その話、どうやって切り出そうかな、なんて考えていると、お父様が「――そんなに第二騎士団が気に入ったのか」と問うてきた。……表情は、そのままに。
もしかして、剣術大会の観戦に行く、というよりは、第二騎士団との関係が続くことにいい顔をしなかったのだろうか。
……もしかして、わたしがブラッシング係を続けたい、と思っていることを勘づいている? 少しだけ、探りを入れた方がいいだろうか。
駄目なら引き下がる。
でも、聞く前から、空気を読んでおとなしくするのは辞めようって、決めたのだ。
両立できる道を探してみよう、と言ってくれたアルディさんの声が、わたしの背中を押してくれる。
「その……また、行きたいと思う……くらいには」
歯切れの悪いわたしの言い方に、お父様は渋い顔のままだった。
ただ、なんというか、お父様から感じる雰囲気は、そこまで重いものではない。

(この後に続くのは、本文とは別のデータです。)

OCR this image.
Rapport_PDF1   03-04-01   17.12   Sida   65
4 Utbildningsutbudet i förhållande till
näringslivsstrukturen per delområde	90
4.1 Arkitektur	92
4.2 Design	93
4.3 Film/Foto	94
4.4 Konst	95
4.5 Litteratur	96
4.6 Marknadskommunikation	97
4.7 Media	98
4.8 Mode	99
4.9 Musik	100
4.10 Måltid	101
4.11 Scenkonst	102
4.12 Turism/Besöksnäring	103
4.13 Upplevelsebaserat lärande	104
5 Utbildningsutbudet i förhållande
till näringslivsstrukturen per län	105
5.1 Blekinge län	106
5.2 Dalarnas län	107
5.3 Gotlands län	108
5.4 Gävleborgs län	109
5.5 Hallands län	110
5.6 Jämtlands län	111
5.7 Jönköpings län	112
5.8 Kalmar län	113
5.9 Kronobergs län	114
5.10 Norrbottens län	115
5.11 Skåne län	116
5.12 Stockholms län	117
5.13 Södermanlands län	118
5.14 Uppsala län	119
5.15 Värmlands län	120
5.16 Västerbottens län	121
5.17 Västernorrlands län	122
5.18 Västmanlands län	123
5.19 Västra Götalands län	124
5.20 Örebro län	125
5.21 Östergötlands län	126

てっきり、「駄目だ」と、即答されるものだとばかり思っていた。
――この反応、もしかして、なんとかなる、の?
わたしに威圧感を見せるわけではなく、どことなく、別の何かを思い出しているような表情をしている。目線が合わない、というか。視線が、目が、目の前のわたしを見ているのではなく、記憶をたどっている人のそれに思えた。
「――お父様、駄目なら駄目と、はっきりおっしゃってください。……わたし、第二騎士団のブラッシング係を、続けたいです」
王城解放日、お父様から今後どうしたいか問われたときに言おうと思っていたのに、わたしの口からはこの言葉が出ていた。
でも、今、聞くタイミングだと思ったのだ。